Die Pharmaindustrie generiert allein 50 Prozent der Schweizer Exporte. Auch wenn die Branche für die Schweiz wichtig ist, so trifft das Gegenteil nicht zwangsläufig zu. Der Schweizer Markt mit seinen knapp neun Millionen Einwohnern macht weltweit nicht einmal ein Prozent des globalen Medikamentenumsatzes aus. Die Schweiz und die Pharmabranche sind ein wenig wie David und Goliath.

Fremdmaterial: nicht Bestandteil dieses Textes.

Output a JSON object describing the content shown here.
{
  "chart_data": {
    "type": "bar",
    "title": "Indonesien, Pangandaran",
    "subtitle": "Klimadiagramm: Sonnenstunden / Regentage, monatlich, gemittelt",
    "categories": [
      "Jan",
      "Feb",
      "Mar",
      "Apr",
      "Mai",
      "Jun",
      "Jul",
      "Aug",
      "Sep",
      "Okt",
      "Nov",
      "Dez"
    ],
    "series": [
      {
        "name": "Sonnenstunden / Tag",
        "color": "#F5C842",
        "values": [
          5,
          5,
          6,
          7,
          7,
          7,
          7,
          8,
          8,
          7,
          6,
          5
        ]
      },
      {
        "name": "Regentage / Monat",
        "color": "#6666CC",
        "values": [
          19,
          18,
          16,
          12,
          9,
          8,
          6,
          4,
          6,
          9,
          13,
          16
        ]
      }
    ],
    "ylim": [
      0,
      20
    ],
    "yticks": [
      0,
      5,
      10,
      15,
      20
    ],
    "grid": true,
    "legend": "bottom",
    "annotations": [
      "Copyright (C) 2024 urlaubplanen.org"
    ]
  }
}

Es ist wichtig, die Auswirkungen dieser Grössenverhältnisse auf unser Gesundheitssystem zu verstehen: Beschliesst nämlich ein Pharmaunternehmen in der Schweiz oder im Ausland, ein neues Medikament auf den globalen Markt zu bringen, wird es sich auf die grössten Absatzmärkte konzentrieren, etwa die USA oder die Europäische Union. Ist der administrative Aufwand für einen Markteintritt jedoch überschaubar und insbesondere der Preis wettbewerbsfähig, kann auch die Schweiz zu den ersten Ländern gehören, die von den Innovationen profitieren.

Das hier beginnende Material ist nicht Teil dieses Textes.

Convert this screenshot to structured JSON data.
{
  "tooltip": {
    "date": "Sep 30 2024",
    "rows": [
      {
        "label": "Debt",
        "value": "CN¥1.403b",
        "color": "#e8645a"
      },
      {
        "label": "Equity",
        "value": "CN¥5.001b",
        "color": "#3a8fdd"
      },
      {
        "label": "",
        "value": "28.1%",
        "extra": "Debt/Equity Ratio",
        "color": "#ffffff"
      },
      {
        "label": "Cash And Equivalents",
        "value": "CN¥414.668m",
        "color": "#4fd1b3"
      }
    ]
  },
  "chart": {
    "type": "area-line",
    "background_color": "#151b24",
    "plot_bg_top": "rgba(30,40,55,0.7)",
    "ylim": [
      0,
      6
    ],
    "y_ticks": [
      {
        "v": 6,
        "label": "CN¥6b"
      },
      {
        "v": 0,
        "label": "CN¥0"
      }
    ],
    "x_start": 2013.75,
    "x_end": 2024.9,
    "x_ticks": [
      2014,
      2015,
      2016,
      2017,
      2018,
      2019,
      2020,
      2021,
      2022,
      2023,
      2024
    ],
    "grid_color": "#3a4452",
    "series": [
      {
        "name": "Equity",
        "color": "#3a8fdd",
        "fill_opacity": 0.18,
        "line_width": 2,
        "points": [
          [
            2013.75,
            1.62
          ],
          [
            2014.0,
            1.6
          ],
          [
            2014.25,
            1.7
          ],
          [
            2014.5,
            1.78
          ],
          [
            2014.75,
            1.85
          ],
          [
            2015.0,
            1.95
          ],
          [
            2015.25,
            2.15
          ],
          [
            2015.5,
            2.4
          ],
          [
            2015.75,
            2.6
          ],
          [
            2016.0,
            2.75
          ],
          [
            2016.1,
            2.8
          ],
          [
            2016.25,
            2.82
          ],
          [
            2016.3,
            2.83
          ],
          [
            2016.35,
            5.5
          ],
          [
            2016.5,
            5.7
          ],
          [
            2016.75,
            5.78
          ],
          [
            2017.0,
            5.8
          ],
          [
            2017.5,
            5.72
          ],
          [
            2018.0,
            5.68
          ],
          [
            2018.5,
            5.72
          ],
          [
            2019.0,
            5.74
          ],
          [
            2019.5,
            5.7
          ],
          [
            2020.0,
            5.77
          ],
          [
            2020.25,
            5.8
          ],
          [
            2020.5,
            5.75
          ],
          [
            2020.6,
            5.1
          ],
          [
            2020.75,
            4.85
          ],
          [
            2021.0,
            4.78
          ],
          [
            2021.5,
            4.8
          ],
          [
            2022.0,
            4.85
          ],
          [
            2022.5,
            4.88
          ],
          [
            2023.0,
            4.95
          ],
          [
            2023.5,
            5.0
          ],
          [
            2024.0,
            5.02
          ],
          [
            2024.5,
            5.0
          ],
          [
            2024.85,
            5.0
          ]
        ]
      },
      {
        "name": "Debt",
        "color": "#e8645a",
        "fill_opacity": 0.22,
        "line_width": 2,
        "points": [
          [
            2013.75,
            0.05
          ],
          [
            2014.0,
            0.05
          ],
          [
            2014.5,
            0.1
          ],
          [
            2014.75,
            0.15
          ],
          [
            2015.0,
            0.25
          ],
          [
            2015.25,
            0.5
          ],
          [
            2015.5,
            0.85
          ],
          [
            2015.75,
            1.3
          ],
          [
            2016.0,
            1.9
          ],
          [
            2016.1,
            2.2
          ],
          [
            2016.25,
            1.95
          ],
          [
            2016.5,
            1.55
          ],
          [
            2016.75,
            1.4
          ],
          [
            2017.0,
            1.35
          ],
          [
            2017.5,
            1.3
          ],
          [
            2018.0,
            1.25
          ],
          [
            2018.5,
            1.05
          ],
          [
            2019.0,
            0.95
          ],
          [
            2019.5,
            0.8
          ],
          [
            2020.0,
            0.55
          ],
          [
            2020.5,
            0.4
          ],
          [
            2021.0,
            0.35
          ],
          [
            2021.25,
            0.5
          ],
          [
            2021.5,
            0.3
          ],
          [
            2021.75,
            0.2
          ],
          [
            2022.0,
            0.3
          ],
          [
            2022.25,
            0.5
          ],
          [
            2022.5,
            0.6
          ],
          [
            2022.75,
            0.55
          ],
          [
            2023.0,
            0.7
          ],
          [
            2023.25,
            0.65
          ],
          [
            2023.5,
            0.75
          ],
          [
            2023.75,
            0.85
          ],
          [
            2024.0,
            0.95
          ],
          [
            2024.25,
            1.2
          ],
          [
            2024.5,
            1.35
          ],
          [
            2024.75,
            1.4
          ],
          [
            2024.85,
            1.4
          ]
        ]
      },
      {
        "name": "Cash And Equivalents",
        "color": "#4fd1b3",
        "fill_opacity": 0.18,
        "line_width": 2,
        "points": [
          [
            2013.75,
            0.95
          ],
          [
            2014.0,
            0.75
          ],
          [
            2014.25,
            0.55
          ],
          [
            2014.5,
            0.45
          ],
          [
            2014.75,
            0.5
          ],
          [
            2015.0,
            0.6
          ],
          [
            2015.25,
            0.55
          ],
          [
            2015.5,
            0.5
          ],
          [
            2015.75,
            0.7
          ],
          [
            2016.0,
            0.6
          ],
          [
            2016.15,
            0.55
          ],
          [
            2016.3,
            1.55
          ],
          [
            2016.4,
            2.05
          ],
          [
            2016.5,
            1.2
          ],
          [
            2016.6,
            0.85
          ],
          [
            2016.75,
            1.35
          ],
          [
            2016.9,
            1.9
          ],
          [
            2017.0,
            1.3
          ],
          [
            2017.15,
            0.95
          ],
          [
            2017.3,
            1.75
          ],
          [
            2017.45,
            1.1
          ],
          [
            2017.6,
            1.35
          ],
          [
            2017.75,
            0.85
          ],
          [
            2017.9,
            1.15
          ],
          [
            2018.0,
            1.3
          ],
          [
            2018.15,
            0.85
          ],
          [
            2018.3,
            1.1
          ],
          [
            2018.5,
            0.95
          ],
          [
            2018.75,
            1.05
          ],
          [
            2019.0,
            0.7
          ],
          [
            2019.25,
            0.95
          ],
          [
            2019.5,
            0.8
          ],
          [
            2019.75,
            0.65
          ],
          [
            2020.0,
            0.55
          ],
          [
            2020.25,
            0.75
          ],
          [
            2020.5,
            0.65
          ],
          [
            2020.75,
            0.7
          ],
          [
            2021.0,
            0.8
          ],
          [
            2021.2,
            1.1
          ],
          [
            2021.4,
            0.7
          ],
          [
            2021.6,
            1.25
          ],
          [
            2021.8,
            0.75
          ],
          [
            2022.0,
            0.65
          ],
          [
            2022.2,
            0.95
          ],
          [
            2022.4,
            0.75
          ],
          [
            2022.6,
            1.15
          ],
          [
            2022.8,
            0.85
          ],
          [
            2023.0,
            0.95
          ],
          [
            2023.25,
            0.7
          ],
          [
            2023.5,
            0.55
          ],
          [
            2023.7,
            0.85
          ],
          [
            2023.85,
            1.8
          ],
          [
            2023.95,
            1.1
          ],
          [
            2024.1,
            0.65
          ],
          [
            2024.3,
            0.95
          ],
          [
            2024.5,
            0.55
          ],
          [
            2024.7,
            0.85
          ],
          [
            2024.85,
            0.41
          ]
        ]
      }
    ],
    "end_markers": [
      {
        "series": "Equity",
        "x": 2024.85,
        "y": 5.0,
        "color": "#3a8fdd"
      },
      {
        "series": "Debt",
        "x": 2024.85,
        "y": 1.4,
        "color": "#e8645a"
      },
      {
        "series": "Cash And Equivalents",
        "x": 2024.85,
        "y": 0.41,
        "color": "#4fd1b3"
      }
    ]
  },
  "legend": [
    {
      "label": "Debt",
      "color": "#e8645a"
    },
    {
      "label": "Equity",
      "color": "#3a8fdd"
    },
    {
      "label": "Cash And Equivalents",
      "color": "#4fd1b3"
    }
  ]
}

Auch wenn ein attraktiver Preis für den Eintritt in den Schweizer Markt ein starkes und notwendiges Signal gegenüber der Pharmaindustrie aussendet, so dürfen im Interesse der Krankenversicherten die Preise dennoch nicht ins Unermessliche steigen. Es gilt somit den «angemessenen Preis» für ein Medikament zu finden, das Leben rettet.

Dies ist einfacher gesagt als getan. Die Schwierigkeiten beginnen schon mit einer Definition des «Wertes» eines Lebens. Es gibt dafür in der Schweiz keine allgemeingültige Definition. Der mangelnde Konsens führt zu unfruchtbaren Diskussionen darüber, ob der Preis eines Medikaments angemessen oder zu teuer ist – je nachdem, auf welcher Seite des Verhandlungstisches man sich befindet. Die Gesellschaft und die Politik kommen nicht umhin, die Debatte über den finanziellen «Wert» eines Lebens zu führen.

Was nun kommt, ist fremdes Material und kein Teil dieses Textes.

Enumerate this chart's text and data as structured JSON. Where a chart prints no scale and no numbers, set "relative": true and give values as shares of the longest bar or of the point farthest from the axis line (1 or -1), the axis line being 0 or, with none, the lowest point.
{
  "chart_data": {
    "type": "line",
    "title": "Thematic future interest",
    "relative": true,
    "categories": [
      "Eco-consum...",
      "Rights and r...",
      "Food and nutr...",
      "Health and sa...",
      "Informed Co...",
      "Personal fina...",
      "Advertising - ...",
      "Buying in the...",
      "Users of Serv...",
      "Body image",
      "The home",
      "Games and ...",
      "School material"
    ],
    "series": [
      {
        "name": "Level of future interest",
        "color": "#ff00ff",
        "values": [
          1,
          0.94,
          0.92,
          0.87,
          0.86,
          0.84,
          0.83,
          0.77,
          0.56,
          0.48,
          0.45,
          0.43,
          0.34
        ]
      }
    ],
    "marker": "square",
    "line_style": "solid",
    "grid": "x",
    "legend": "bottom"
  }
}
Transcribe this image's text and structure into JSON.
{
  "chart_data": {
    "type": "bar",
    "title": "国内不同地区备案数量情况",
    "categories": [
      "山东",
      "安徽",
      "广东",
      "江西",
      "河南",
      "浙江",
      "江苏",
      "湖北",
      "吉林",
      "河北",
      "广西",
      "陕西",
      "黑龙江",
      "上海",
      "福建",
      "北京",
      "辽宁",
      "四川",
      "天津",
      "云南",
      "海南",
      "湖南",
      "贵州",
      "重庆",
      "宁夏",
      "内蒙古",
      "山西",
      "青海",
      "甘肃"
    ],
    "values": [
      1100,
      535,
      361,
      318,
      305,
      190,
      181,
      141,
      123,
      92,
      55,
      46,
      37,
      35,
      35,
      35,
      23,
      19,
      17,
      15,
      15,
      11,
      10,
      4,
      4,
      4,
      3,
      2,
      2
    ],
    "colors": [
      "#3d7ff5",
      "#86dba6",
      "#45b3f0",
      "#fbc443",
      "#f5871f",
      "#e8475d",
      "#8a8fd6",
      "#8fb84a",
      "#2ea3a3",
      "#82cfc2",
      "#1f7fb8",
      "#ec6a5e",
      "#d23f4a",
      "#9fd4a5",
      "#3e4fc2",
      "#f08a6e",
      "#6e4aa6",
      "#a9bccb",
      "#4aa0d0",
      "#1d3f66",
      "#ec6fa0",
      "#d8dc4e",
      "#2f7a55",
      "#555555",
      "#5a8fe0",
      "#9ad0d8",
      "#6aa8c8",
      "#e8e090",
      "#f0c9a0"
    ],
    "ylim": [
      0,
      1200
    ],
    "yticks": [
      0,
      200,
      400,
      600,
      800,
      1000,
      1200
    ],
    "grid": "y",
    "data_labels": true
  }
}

Aber selbst wenn man sich einigt, bedeutet das nicht, dass der gesamte Wert eines geretteten Lebens dem Pharmaunternehmen zusteht, das die Heilung oder wenigstens die Linderung einer Krankheit ermöglicht. Ruft man bei einem Verkehrsunfall den Krankenwagen, kostet die Gesprächsminute auch nicht Tausende von Franken, obschon die verletzte Person ohne den Notdienst nicht überlebt hätte. Der Mehrwert eines Medikaments muss also zwischen der Gesellschaft auf der einen und der Pharmaindustrie auf der anderen Seite aufgeteilt werden. Ein guter Kompromiss nach Schweizer Art wäre zum Beispiel eine Aufteilung «moitié-moitié». Der Preis des Medikaments muss deutlich unter dem Wert der geretteten Lebensjahre liegen.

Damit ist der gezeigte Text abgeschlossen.